The Security Policy course helps graduates such as Amblard to examine the organization and structure of the national security apparatus and national decision-making process and to access central threats to international security and develop policy options to dealing with such threats. The course also puts its products in the frame of mind to undertake major policy review on specific national security challenges and to produce written and oral products crucial to national security policymaking.
Another important benefit of Amblard's Minnesota University training came via the Strategic Human Resource Management course which instills into graduates such as the Police Director-Designate the skills to dissect complex issues, providing an understanding of theories of organizational development, leadership and human resource management.
Complementing his Strategic Human Resource Management knowledge as provided by the University of Minnesota is the Leadership for the Common Good course which enables graduates to understand and develop theories, tools and strategies of leadership, builds a learning community and provides how policy entrepreneurs develop and manage ideas for achieving the common good.
While undergoing his Humphrey International Fellowship Program provided by the University of Minnesota , Amblard enjoyed training affiliation with the Brooklyn Park Police Department (BPPD) where he studied processes and methods of policing and law enforcement, thus imbibing a holistic understanding of working in a Liberia type environment since Liberians in this part of Minnesota , Brooklyn , are approximately 22,000.
The BPPD studies permitted the new Police Director to acquire training in Special Weapons and Tactics (SWAT), Tactical Leadership, Use of Refresher Training, Basic and Advanced Handgun Rifle Training and Transformative Justice.

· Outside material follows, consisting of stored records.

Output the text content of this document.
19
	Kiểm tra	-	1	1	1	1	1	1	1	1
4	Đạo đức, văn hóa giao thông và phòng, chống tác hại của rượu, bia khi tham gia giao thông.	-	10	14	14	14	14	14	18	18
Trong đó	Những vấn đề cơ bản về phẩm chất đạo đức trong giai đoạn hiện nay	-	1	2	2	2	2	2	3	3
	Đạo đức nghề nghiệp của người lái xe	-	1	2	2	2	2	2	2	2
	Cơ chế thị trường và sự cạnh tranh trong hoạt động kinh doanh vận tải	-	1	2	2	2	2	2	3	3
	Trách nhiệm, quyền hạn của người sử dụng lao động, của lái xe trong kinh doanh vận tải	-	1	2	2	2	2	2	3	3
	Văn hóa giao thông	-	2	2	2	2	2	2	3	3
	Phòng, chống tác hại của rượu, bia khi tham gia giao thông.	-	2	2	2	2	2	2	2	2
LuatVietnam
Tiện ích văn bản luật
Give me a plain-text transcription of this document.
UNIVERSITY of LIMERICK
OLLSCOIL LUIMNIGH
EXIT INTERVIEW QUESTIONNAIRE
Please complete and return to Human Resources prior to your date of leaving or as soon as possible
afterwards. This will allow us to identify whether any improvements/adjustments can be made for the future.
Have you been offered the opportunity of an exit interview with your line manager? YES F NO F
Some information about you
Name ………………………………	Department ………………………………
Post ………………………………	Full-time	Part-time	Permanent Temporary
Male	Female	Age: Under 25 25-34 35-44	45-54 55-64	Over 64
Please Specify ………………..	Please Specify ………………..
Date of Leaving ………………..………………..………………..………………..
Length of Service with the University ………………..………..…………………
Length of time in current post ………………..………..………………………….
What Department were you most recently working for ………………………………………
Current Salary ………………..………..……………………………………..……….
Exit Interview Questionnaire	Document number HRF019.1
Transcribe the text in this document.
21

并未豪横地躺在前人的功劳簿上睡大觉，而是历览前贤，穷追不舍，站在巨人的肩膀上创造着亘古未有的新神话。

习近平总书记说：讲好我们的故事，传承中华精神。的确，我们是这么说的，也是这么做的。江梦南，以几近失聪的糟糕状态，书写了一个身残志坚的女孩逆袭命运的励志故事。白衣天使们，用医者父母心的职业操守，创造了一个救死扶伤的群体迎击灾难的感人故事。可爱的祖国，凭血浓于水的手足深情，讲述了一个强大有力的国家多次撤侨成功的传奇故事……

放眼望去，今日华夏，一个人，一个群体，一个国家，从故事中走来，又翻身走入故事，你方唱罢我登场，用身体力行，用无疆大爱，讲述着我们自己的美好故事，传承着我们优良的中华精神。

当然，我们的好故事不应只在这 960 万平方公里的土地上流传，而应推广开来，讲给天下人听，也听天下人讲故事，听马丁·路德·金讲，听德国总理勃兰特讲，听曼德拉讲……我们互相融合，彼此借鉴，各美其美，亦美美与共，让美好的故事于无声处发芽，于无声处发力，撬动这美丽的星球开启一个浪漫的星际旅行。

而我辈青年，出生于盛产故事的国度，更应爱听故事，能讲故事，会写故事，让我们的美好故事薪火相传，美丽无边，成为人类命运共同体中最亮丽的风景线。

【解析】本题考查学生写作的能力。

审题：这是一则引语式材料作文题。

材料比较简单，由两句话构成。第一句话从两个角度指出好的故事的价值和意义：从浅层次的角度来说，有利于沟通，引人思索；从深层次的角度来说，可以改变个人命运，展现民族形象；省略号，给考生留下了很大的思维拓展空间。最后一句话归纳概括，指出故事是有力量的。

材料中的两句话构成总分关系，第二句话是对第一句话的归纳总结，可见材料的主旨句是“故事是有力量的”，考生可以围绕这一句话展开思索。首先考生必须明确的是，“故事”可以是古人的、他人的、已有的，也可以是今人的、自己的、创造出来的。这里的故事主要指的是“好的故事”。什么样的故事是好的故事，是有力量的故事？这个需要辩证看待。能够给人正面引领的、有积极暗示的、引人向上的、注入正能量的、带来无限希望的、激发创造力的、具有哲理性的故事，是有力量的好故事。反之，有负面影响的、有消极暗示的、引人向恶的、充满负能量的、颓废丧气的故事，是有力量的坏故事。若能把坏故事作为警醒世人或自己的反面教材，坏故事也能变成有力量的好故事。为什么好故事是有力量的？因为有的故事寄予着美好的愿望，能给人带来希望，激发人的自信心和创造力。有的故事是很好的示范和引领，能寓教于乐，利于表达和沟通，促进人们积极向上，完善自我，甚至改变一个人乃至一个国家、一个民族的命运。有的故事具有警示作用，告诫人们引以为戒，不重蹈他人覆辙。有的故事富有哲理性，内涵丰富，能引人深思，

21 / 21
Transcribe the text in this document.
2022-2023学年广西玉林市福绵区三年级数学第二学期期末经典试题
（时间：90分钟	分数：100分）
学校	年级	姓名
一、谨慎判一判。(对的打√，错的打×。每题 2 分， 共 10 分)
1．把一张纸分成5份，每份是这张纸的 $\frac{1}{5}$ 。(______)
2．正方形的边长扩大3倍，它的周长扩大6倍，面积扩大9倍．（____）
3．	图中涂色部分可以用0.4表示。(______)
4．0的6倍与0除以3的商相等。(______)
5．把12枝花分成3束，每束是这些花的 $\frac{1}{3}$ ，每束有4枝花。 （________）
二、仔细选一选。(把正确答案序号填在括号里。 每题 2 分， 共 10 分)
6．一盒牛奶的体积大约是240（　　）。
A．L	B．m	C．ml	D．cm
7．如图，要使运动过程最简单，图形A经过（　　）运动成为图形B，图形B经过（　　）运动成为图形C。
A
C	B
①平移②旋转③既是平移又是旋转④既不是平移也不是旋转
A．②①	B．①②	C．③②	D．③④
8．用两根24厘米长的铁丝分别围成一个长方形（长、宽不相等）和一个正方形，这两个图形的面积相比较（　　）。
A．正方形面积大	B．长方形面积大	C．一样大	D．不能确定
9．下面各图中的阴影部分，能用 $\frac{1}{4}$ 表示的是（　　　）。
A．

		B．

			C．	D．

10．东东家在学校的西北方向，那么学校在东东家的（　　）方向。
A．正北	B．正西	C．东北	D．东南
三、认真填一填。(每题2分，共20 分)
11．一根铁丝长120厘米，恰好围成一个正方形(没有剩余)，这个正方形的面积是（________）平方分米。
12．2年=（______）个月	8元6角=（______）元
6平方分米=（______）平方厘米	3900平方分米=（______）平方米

The rather intensive course has developed Amblard's capacity to possessing the technical and strategic expertise required to effectively administer and manage a modern police organization.
Before the Inspector-General's appointment at the National Security Agency (NSA) where he served as Deputy Director for Administration from 2006 to 2008, Amblard occupied a plethora of other venerable administrative positions, according to documents in possession of The Analyst.
He was the Founder, General Manager and CEO of Atlas Trading Corps and an Associate of the US-based Corporate Response Group, where he was responsible for the design of crisis and emergency management plans for various corporate governmental clients. Confirmed documents in possession of The Analyst show that before the Police Director-Designate returned to Liberia in 1998, he worked for three years as paralegal at one of USA 's leading law firms, Jackson & Campbell Law Firm situated in Washington , DC .
Amblard's service at the law firm provided him ample experience in legal research and investigations and preparing legal briefs for lead lawyers for the firm. Earlier media publications glossed over substantive information on the professional and academic standing of the new police director now pending confirmation before the Liberian Senate.
But pundits in government circles, both at the Executive and Legislature, said compared with a chain of erstwhile police directors, Amblard stands a better professional and academic chance to make enormous progress at the Liberia National Police.
Though Amblard might not have obtained a Doctorate in Police Science, a longtime-serving LNP officer who does not want to be named in print said the level of training and experience he brings to the police force is adequate to actualize, if not finalize, the horde of reform measures initiated by his predecessors.